El guion (ahora escrito así, sin tilde) es un signo ortográfico auxiliar, de menor tamaño que la raya y aparece «a media altura sobre la línea de escritura» (Ortografía de la lengua española, 2010: 402). Sirve, básicamente, como signo de división de palabras a final de línea, pero también, como acabamos de señalarlo, como signo de unión entre palabras u otros elementos gráficos independientes (Ibid.); así, puedo utilizar el guion para unir nombres de pila (Juan-Mateo López distinto de Juan Mateo López, en donde López es el apellido en el primer caso, mientras que Mateo lo es en el segundo caso), apellidos (Silva-Santisteban, Cerrón-Palomino, Sánchez-Cano), topónimos (Castilla-La Mancha, comunidad autónoma española), adjetivos relacionales (teórico-práctico, peruano-ecuatoriano), sustantivos (director-presentador, lectura-escritura), onomatopeyas que indican sucesión continua (ta-ta-ta-ta para la metralleta), etc.

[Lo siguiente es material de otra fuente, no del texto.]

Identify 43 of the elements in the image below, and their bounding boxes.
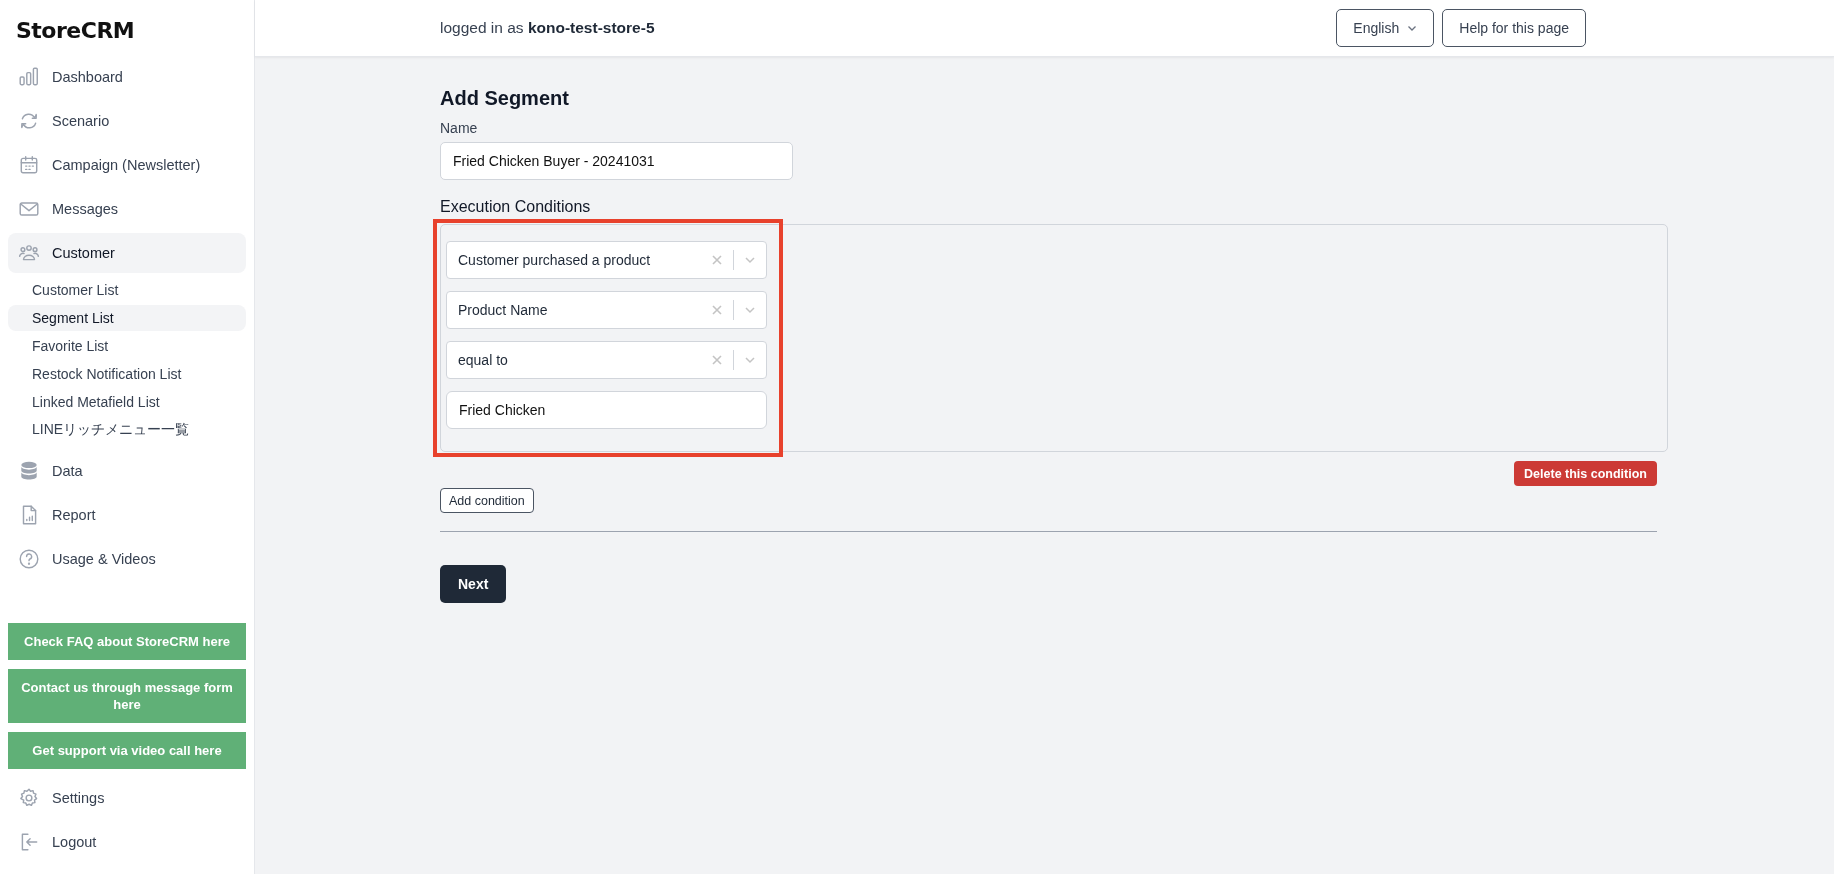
field-label: Name xyxy=(440,120,478,136)
sub-nav-item[interactable]: Restock Notification List xyxy=(8,361,246,387)
calendar-icon xyxy=(18,154,40,176)
nav-item[interactable]: Report xyxy=(8,495,246,535)
clear-icon xyxy=(711,254,723,266)
chevron-down-icon xyxy=(744,354,756,366)
sub-nav-item[interactable]: LINEリッチメニュー一覧 xyxy=(8,417,246,443)
clear-icon xyxy=(711,354,723,366)
nav-item[interactable]: Campaign (Newsletter) xyxy=(8,145,246,185)
nav-item[interactable]: Messages xyxy=(8,189,246,229)
condition-select[interactable]: Product Name xyxy=(446,291,767,329)
nav-item[interactable]: Usage & Videos xyxy=(8,539,246,579)
nav-item[interactable]: Settings xyxy=(8,778,246,818)
question-circle-icon xyxy=(18,548,40,570)
help-button[interactable]: Help for this page xyxy=(1442,9,1586,47)
nav-item[interactable]: Data xyxy=(8,451,246,491)
sub-nav-item[interactable]: Favorite List xyxy=(8,333,246,359)
delete-condition-button[interactable]: Delete this condition xyxy=(1514,461,1657,486)
name-field[interactable]: Fried Chicken Buyer - 20241031 xyxy=(440,142,793,180)
database-icon xyxy=(18,460,40,482)
sub-nav-item[interactable]: Customer List xyxy=(8,277,246,303)
settings-icon xyxy=(18,787,40,809)
language-dropdown[interactable]: English xyxy=(1336,9,1435,47)
logo: StoreCRM xyxy=(16,18,135,43)
add-condition-button[interactable]: Add condition xyxy=(440,488,534,513)
bar-chart-icon xyxy=(18,66,40,88)
sub-nav-item[interactable]: Segment List xyxy=(8,305,246,331)
nav-item[interactable]: Logout xyxy=(8,822,246,862)
next-button[interactable]: Next xyxy=(440,565,507,603)
chevron-down-icon xyxy=(744,254,756,266)
condition-select[interactable]: Customer purchased a product xyxy=(446,241,767,279)
chevron-down-icon xyxy=(744,304,756,316)
page-title: Add Segment xyxy=(440,87,569,110)
caret-icon xyxy=(1407,23,1418,33)
clear-icon xyxy=(711,304,723,316)
condition-value-field[interactable]: Fried Chicken xyxy=(446,391,767,429)
sub-nav-item[interactable]: Linked Metafield List xyxy=(8,389,246,415)
section-label: Execution Conditions xyxy=(440,198,591,216)
logged-in-text: logged in as kono-test-store-5 xyxy=(440,19,656,37)
nav-item[interactable]: Scenario xyxy=(8,101,246,141)
nav-item[interactable]: Customer xyxy=(8,233,246,273)
condition-select[interactable]: equal to xyxy=(446,341,767,379)
nav-item[interactable]: Dashboard xyxy=(8,57,246,97)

En el caso de los adjetivos relacionales caben dos posibilidades: que se use el guion (bucal-dental, infantil-juvenil, sádico-masoquista, social-cultural) o que se prefiera una forma modificada terminada en -o que se une directamente al segundo elemento compositivo: bucodental, infantojuvenil, sadomasoquista, sociocultural, etc. La norma señala que suele ser más frecuente elegir la escritura univerbal; en cambio, se opta por el guion cuando la forma plena del adjetivo termina en -o: físico-químico, léxico-semántico, teórico-práctico, etc.

Dentro de los adjetivos relacionales están los llamados gentilicios (peruano, piurano, limeño…) que, o bien pueden aparecer unidos por guion cuando cada uno mantiene su referencia independiente, en donde solo el último componente mantiene la concordancia de género y número con el sustantivo ([relaciones] peruano-ecuatorianas, [conflicto] peruano-ecuatoriano); o bien cuando los componentes aparecen unidos porque han perdido su referencia independiente y se siente más la unidad ([escritor] hispanofrancés, [guerra] francoprusiana).

En el caso de los sustantivos, la presencia del guion es obligatoria cuando los dos componentes están en el mismo nivel semántico: profesor-tutor, cazador-recolector, escritora-periodista, enseñanza-aprendizaje… En este tipo de estructuras, la concordancia se mantiene en ambos sustantivos (La directora-presentadora acudió a la cita, Los directores-presentadores acudieron a la cita). Si bien se usa el guion, cabe precisar que algunas veces suele reemplazarse por la conjunción copulativa y: La directora y presentadora acudió a la cita; Los directores y presentadores acudieron a la cita.

Asimismo, se suele colocar guion en lugar de preposiciones o conjunciones cuando «se desea expresar de forma sintética la relación que se establece entre las entidades designadas por los sustantivos vinculados» (OLE, 2010: 418). Esta relación puede ser fija (calidad-precio, coste-beneficio) o circunstancial (encuentro Perú-Chile, acuerdo Gobierno-municipalidades, binomio espacio-tiempo, etc.). En todos estos casos pudo aparecer el conector: relación establecida entre calidad y precio, encuentro entre Perú y Chile, acuerdo entre el Gobierno y las municipalidades, etc.

Finalmente, señalamos que cuando el compuesto aparece unido con guion o separado por el espacio en blanco, la acentuación gráfica se mantiene para cada elemento (teórico-práctico, director-presentador), así como la mayúscula inicial si se trata de nombres propios (Asociación Ítalo-Peruana, diálogo Iglesia-Estado).